En lugar de rogar, metes el dedo en la llaga del cliente.
Supongamos que vendes software contable. No le dices: "Cómprame, estamos en promoción".
Le dices: "¿Te sudaron las manos ayer que viste que tu contador calculó mal las retenciones? Las multas del SAT por errores de nómina te pueden costar hasta 400,000 pesos si no tienes cuidado. Un error humano te puede quebrar. Mi software elimina ese error humano. Cuesta 5,000 pesos al año. Tú decides si prefieres pagarme a mí hoy, o pagarle medio millón al SAT mañana. Haz clic aquí para instalarlo".
Boom.
Agitaste un problema real. Mostraste autoridad. Diste una solución. Y lanzaste un llamado a la acción claro y directo.
No rogaste. Le hiciste ver que él te necesita más a ti de lo que tú necesitas su dinero.
Esa es la diferencia entre un texto que da pena ajena y un texto que genera depósitos bancarios.
La técnica del supermercado y la estupidez del "contenido de valor"
Seguramente algún gurú te ha dicho que para vender tienes que "educar a tu audiencia" y "regalar mucho contenido de valor" antes de pedirles que te compren.
Esa es una de las mayores estupideces de la era de internet.
Dar demasiado contenido gratuito, dar todo masticado para que el cliente lo haga él mismo, es un error mortal si lo que necesitas es que te paguen.

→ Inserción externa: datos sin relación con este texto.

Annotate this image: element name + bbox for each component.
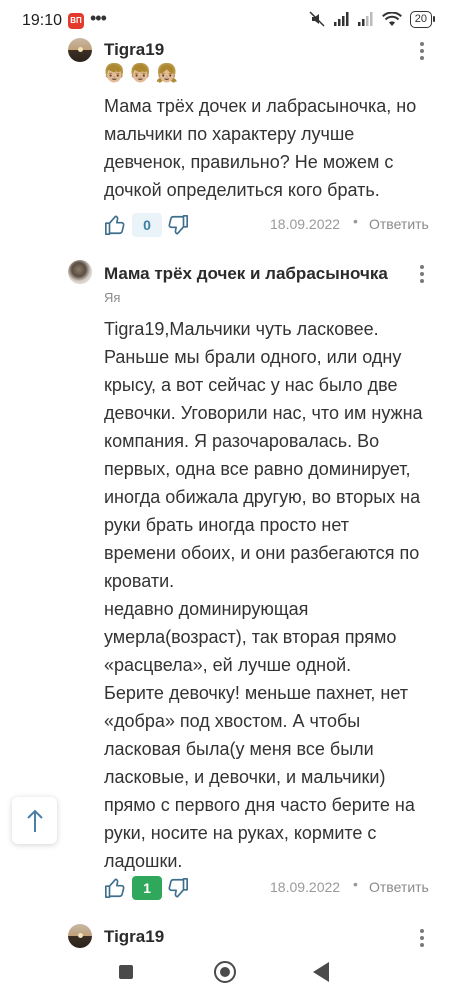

Te lo explico con una metáfora: La muestra de quesos en el supermercado.
Cuando vas al súper y la señorita te ofrece una muestra de queso en un palillo, te da un cuadrito diminuto. Solo lo suficiente para que lo pruebes, sientas el sabor, se te haga agua la boca y digas: "Maldita sea, qué bueno está, deme medio kilo".
¿Qué pasaría si la señorita, para "aportarte mucho valor", te sirviera una tabla con medio kilo de queso gratis ahí mismo?
Te lo comerías. Te llenarías. Le dirías "muchas gracias, qué amable". Y te irías sin comprarle nada.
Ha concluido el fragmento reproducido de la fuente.